Buzzwords. This is what Wikipedia has to say about them:

A buzzword (also fashion word and vogue word) is a vague idiom, usually a neologism, that is common to managerial, technical, administrative, and political work environments. Although meant to impress the listener with the speaker’s pretense to knowledge, buzzwords render sentences opaque, difficult to understand and question, because the buzzword does not mean what it denominates, yet does mean other things it ought not mean.

Twitter has a crisp, concise sentence on their homepage that describes exactly what their service is all about. Someone must have worked hard coming up with that description. Here it is:

Twitter is a service for friends, family, and co–workers to communicate and stay connected through the exchange of quick, frequent answers to one simple question: What are you doing?

I’m going to take that description and have some fun with it.

There seems to be no mention of Web 2.0 there, so I’ll put that in. I’ll also toss in “real time”, because I can. The sentence now reads:

Twitter is a Web 2.0-based real time service for friends, family, and co–workers to communicate and stay connected through the exchange of quick, frequent answers to one simple question: What are you doing?

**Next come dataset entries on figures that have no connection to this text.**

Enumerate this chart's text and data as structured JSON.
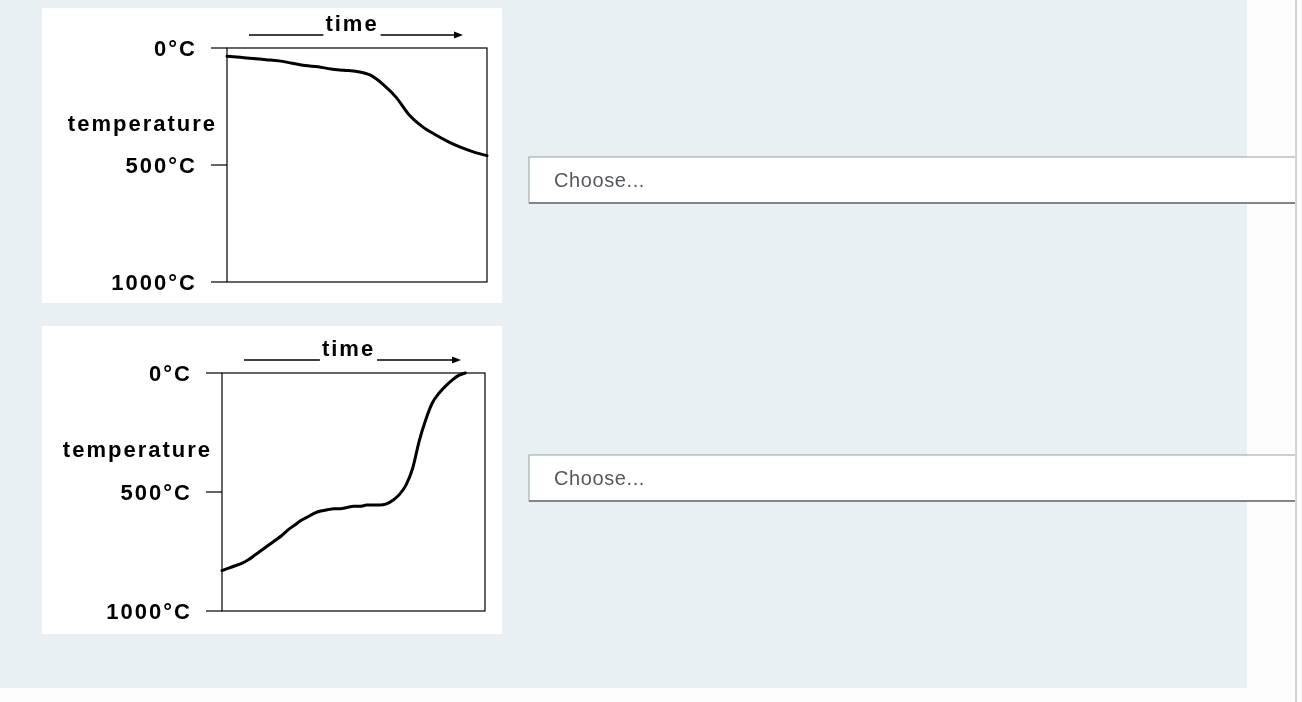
{
  "chart_data": [
    {
      "type": "line",
      "xlabel": "time",
      "ylabel": "temperature",
      "categories": [
        null,
        null,
        null,
        null,
        null,
        null,
        null,
        null,
        null,
        null,
        null,
        null,
        null,
        null,
        null,
        null,
        null,
        null,
        null,
        null,
        null
      ],
      "values": [
        35,
        40,
        45,
        50,
        55,
        65,
        75,
        80,
        90,
        95,
        100,
        115,
        155,
        210,
        285,
        335,
        370,
        400,
        425,
        445,
        460
      ],
      "color": "#000000",
      "ylim": [
        1000,
        0
      ],
      "yticks": [
        {
          "value": 0,
          "label": "0°C"
        },
        {
          "value": 500,
          "label": "500°C"
        },
        {
          "value": 1000,
          "label": "1000°C"
        }
      ]
    },
    {
      "type": "other",
      "annotations": [
        "Choose..."
      ]
    },
    {
      "type": "line",
      "xlabel": "time",
      "ylabel": "temperature",
      "categories": [
        null,
        null,
        null,
        null,
        null,
        null,
        null,
        null,
        null,
        null,
        null,
        null,
        null,
        null,
        null,
        null,
        null,
        null,
        null,
        null,
        null,
        null,
        null,
        null,
        null,
        null,
        null,
        null,
        null,
        null,
        null,
        null,
        null,
        null,
        null,
        null,
        null,
        null,
        null,
        null,
        null
      ],
      "values": [
        830,
        820,
        810,
        800,
        785,
        765,
        745,
        725,
        705,
        685,
        660,
        640,
        620,
        605,
        590,
        580,
        575,
        570,
        570,
        565,
        560,
        560,
        555,
        555,
        555,
        550,
        535,
        510,
        470,
        400,
        285,
        195,
        125,
        85,
        55,
        30,
        10,
        0,
        null,
        null,
        null
      ],
      "color": "#000000",
      "ylim": [
        1000,
        0
      ],
      "yticks": [
        {
          "value": 0,
          "label": "0°C"
        },
        {
          "value": 500,
          "label": "500°C"
        },
        {
          "value": 1000,
          "label": "1000°C"
        }
      ]
    },
    {
      "type": "other",
      "annotations": [
        "Choose..."
      ]
    }
  ]
}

What about “empower”? I think I can squeeze that in somewhere. Since “friends, family, and co–workers” sounds too normal, I’m going to replace it with “end users”.

Twitter is a Web 2.0-based real time service that empowers end users to communicate and stay connected through the exchange of quick, frequent answers to one simple question: What are you doing?

“What are you doing?” is too easy to understand. It has to go. These days, “core competency” seems to be the hot new term in town, especially among entrepreneurs. I’ll re-phrase the blurb so I can throw that in, too.

Twitter is a Web 2.0-based real time service. Twitter’s core competency is empowering end-users to communicate and stay connected through the exchange of quick, frequent answers to one simple question: What activity is the said end-user engaged in?

Something about “rich media” would be nice. “quick, frequent” can be replaced by “holistic, crowsourced” and “question” becomes “query”.

Twitter is a Web 2.0-based real time rich media service. Twitter’s core competency is empowering end-users to communicate and stay connected through the exchange of holistic, crowdsourced answers to one simple query: What activity is the said end-user engaged in?

Change “stay connected” to something better, like “allowing them to initiate a synergizing convergence of thought and action”.

Twitter is a Web 2.0-based realtime rich media service. Twitter’s core competencies are empowering end-users to communicate and allowing them to initiate a synergizing convergence of thought and action through the exchange of holistic, crowdsourced answers to one simple query: What activity is the said end-user engaged in?

And that, folks, is what grinds my gears.